Hi,

You should not need to configure anything specific regarding Option-82 on your Windows DHCP servers; in fact, the only thing that is expected from your DHCP servers is to ignore the value of this option when assigning an IP address to the client, and include the complete Option-82 exactly as received in their reply.

It has been a known issue, however, that Windows DHCP servers do not handle Option-82 properly; if my memory serves me well, they simply do not respond to packets with Option-82 at all. Disabling the insertion of the Option-82 helps in those cases.

However, let's not jump to conclusions. Can you describe your network in more detail? In particular,

• You have Cat3750 and HP switches. Which of these switches are access layer switches, and which are distribution layer switches?
• What exact switches are configured with DHCP Snooping?
• What exact switches are configured as DHCP Relay Agents?
• By any chance, do you have an option of running Wireshark on your DHCP servers to see whether the client DHCP packets arrive to the DHCP servers when you have the DHCP Snooping activated?

Best regards,
Peter

Hi,

Thanks for reply, these are answers to points you asked me :

• You have Cat3750 and HP switches. Which of these switches are access layer switches, and which are distribution layer switches?  I have 7 production access HP switches Cat3750-24 + 1 testing switch (total of 8), each one is connected (by 1 truncked interface) to 2 cisco core switches with HSRP configured. those Cisco core switches are connected to our hoster Wan link.
• What exact switches are configured with DHCP Snooping? I configured the testing switch.
• What exact switches are configured as DHCP Relay Agents? The same testing switch.
• By any chance, do you have an option of running Wireshark on your DHCP servers to see whether the client DHCP packets arrive to the DHCP servers when you have the DHCP Snooping activated? yes I'll do it this afternoon.

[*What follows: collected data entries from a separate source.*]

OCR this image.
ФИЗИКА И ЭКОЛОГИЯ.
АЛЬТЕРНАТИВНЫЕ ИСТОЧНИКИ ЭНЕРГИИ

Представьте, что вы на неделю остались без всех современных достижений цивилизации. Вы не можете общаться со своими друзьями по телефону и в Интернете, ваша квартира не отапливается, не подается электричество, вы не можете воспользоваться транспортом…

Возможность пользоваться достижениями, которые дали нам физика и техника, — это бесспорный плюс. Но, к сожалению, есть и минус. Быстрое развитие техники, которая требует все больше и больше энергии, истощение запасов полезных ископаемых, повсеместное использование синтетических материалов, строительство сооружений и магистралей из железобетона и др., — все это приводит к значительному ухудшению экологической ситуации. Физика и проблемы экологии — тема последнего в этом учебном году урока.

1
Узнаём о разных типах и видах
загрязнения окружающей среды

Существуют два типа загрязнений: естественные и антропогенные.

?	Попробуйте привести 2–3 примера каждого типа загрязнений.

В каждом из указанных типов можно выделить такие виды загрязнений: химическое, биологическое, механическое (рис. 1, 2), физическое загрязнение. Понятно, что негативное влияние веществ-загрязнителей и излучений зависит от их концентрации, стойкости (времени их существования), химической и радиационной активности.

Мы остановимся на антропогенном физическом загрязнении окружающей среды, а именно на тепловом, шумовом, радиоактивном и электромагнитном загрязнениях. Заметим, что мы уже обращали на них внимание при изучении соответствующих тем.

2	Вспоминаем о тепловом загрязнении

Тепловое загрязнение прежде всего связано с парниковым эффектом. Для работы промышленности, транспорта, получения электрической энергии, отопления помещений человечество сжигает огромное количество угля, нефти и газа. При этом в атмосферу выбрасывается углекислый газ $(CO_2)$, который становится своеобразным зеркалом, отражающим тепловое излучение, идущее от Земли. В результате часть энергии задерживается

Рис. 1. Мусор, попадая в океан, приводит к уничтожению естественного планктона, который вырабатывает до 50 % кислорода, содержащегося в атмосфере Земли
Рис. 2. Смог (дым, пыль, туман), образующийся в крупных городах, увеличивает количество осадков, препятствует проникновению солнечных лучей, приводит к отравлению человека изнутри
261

Could you please tell me if i must configure dhcp-snooping and Relay-Agent also on the Cisco core switches or it's not necessary.

The purpose of all that is to activate ARP protect in the switches, I can't go on without fixing the first step (DHCP Snooping).

Thanks a lot for the reply.

Hello,

Thank you for your response.

Can you perhaps post the complete configuration of your testing switch where you are testing the DHCP Snooping? I suspect that we should start from there, as everything either breaks or starts working based on the DHCP Snooping configured on that switch. Please also include exact information about the port where the client is connected, and the uplink ports that connect to the core switches.

Also, if there is a chance of performing the Wireshark capture on the DHCP server, that would be also very helpful.

Could you please tell me if i must configure dhcp-snooping and Relay-Agent also on the Cisco core switches or it's not necessary.

That is certainly not necessary. DHCP Snooping should only be used on access layer switches; it has no purpose on distribution or core switches if the DHCP packets have already been validated at the access layer. As for DHCP Relay Agent, it cannot be activated arbitrarily - it should be configured only on the default gateway of the VLAN where the DHCP clients live (the ip helper-address command).

Best regards,
Peter

I actually have the same setup and the same issue. The problem is with the authorized servers. I have added the DHCP servers to the authorized list. DHCP renew work fine because the request is first unicast to the known DHCP IP address. However, new leases aren't handled that way. They are broadcast requests, that are then picked up by the relay agent and forwarded to the DHCP servers. Herein lies the issue. The IP address that the switch receives in the return packet is the gateway address. Basically, from what I have seen so far, you will need to add all of your gateways (VLAN interface IP on your router that is setup with IP-Helper) to the authorized IP address list. For me, this is way to inconvenient. I am researching to see if the relay agent can return the DHCP server IP address.

For now, I have removed all authorized servers from the list. This makes the HP switch only use the trusted port setting, allowing any DHCP ACKs from the trusted port no matter what the IP. This is a bit flawed as you may get a rogue DHCP server on a VLAN that is assigned to a switch that does not have DHCP-Snooping enabled. Once all your switches are setup with DHCP-Snooping, you should be fine.